Embarazo adolescente mantiene presencia en Michoacán; hay reducción en cifras oficiales

El embarazo en adolescentes continúa representando un reto de salud pública en Michoacán, aunque estadísticas oficiales muestran una tendencia a la baja en los últimos años, principalmente en el grupo de mujeres de entre 15 y 19 años.

De acuerdo con información del Instituto Nacional de Estadística y Geografía (INEGI), durante 2023 se registraron 5 mil 186 nacimientos en el estado de madres de entre 10 y 17 años, lo que representó el 6.68 por ciento del total de nacimientos en la entidad. Del total de casos, 329 correspondieron a niñas de entre 10 y 14 años, mientras que 4 mil 857 fueron de adolescentes de 15 a 17 años.

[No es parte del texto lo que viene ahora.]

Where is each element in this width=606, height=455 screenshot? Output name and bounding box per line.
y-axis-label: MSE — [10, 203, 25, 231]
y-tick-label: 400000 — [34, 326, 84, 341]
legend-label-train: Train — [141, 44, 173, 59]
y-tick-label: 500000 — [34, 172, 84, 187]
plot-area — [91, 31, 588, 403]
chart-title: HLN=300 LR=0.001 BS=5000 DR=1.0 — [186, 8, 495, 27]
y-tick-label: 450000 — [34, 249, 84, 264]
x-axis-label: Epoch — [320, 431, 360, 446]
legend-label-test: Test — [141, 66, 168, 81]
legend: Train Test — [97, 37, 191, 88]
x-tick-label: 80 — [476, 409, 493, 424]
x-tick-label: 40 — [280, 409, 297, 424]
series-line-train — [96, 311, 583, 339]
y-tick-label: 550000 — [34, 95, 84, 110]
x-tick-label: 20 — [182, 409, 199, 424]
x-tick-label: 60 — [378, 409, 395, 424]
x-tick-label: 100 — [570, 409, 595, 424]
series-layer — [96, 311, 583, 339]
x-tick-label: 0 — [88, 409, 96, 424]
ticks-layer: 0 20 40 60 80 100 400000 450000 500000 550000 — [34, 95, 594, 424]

Datos de la Secretaría de Salud de Michoacán indican que en el primer semestre de 2024 se contabilizaron 11 mil 562 embarazos en adolescentes de entre 10 y 19 años, cifra que reflejó una disminución del 29.5 por ciento en comparación con el mismo periodo de 2023, cuando se reportaron 16 mil 407 casos.

Por su parte, el Consejo Estatal de Población (Coespo) informó que, con base en estadísticas del INEGI, la entidad ha registrado una reducción del 15.01 por ciento en el embarazo adolescente en años recientes, lo que permitió que Michoacán descendiera posiciones en el contexto nacional en este indicador.

Sin embargo, registros oficiales muestran que el problema persiste. El mismo Coespo documentó que los embarazos en adolescentes pasaron de 11 mil 440 casos en 2021 a 12 mil 579 en 2022, lo que evidencia fluctuaciones en el comportamiento del fenómeno.

Autoridades estatales señalan que el embarazo adolescente está vinculado a factores como la deserción escolar, la falta de acceso a educación sexual integral, condiciones de pobreza, violencia de género y abuso sexual, situaciones que afectan principalmente a sectores vulnerables.

En el estado opera el Grupo Estatal para la Prevención del Embarazo en Adolescentes (GEPEA), instancia alineada con la Estrategia Nacional para la Prevención del Embarazo en Adolescentes, que tiene como metas erradicar los embarazos en niñas de 10 a 14 años y reducir en 50 por ciento los casos en jóvenes de 15 a 19 años.

Entre las acciones implementadas destacan campañas de información, distribución de métodos anticonceptivos, atención médica especializada y programas educativos enfocados en la salud sexual y reproductiva.

Pese a la disminución registrada en los últimos reportes, autoridades de salud han reiterado la necesidad de reforzar las políticas públicas y la participación social para disminuir la incidencia de embarazos a temprana edad, particularmente en regiones con altos niveles de marginación.